"The Australian government views the sale of its minority 13% share as being in the interests of Australian taxpayers, and consistent with our strong support for the privatisation of government-owned electricity generators and increased competition in the electricity market, particularly in NSW," Senator Minchin said.
This move follows the NSW government’s decision last December to sell its 58% equity in the scheme.
NSW plans to sell its majority stake in Snowy Hydro Ltd through a sharemarket float and spend the money paying down debt.
Based on recent sell-offs of hydroelectic assets, NSW’s equity in the scheme is probably worth almost $2 billion, while the federal government's stake could be worth about $375 million.
While NSW and the federal governments are selling out, the Victorian government has yet to decide what to do with its 29% stake, which could fetch almost $1 billion.
Victoria has said it would want reassurances that its water rights would be safeguarded before it agreed to sell its stake.
But it can do little to protect these rights while holding less than a third of the project.

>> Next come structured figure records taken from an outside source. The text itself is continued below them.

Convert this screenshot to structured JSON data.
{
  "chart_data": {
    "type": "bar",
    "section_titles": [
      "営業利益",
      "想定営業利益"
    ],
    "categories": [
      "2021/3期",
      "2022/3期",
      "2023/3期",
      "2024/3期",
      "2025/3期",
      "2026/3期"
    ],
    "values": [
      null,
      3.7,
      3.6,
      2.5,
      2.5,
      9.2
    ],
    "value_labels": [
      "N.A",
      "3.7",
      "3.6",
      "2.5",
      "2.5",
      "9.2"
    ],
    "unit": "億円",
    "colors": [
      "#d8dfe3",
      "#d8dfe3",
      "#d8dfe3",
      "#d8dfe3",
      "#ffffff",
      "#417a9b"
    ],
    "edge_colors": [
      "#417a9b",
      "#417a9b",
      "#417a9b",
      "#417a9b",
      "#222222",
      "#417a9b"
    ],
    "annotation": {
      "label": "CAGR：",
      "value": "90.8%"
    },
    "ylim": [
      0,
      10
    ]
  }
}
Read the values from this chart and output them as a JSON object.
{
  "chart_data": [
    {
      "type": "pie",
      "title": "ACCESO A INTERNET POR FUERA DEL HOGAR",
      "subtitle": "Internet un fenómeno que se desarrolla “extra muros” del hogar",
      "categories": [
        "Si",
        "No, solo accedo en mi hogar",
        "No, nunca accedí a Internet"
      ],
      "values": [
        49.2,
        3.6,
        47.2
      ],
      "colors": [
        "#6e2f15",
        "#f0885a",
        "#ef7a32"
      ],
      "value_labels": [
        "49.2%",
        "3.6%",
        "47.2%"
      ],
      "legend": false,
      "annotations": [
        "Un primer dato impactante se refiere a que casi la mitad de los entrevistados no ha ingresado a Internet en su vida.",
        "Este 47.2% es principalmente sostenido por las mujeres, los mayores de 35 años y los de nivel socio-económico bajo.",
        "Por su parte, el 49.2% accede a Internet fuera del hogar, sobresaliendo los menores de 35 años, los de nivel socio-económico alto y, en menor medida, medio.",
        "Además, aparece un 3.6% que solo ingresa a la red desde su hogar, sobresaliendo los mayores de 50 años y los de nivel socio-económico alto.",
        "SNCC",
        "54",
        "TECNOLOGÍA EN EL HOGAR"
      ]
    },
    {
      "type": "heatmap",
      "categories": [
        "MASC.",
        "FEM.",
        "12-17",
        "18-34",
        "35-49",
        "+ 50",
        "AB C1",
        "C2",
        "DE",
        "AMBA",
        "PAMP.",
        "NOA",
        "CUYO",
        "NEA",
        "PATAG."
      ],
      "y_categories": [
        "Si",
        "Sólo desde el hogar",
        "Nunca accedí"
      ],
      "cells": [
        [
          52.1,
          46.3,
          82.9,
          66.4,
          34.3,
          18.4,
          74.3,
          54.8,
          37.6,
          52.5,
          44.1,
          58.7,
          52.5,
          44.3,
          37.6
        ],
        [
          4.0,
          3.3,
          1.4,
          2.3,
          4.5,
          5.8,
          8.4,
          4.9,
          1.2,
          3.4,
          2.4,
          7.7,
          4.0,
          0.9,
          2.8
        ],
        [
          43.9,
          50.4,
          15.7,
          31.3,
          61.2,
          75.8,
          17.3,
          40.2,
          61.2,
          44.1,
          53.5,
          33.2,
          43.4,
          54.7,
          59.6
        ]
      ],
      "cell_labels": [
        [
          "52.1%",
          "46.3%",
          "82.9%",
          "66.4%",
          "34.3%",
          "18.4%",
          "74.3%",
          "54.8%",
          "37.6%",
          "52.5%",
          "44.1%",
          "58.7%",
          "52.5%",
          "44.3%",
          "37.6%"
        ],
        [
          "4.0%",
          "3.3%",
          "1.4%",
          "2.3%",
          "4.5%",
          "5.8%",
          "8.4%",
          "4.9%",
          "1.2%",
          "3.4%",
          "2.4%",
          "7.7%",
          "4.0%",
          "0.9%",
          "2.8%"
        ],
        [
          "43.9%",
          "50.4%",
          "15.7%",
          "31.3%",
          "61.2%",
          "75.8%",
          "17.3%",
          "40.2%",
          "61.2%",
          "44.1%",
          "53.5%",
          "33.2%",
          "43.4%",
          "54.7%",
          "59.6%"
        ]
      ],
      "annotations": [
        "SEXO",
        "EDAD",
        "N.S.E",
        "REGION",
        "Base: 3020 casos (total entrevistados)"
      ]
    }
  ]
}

Whether Snowy Hydro is privatised or in public hands, the 58% now held by NSW confers control of the scheme.
Last week, Victorian Premier Steve Bracks appealed to the NSW government to reverse a decision on water flow to the Snowy River.
The scheme has began diverting water which had been flowing down the Mowamba River into the Snowy.
The water will now flow through a aqueduct into the Jindabyne dam from where they will be released into the Snowy.
Bracks said the flows were crucial to the Snowy's health and he wanted the water still flowing naturally from the Mowamba into the Snowy until further environmental studies had been completed.
But Minchin tried to allay concerns, saying the federal government would discuss issues relating to irrigation water users with the NSW Government and Snowy Hydro.
Rules on the water rights of downstream users, regulating and securing water flows, were drawn up in 2002 when the Snowy Hydro scheme became a corporation.
"These obligations will not be altered by privatisation and will continue to offer security for irrigators in the Murray and Murrumbidgee river systems, and for environmental flows in the Murray, Snowy and other rivers," Minchin said.
"A change of ownership will not affect these obligations or the rights of downstream water users in NSW, Victoria or South Australia."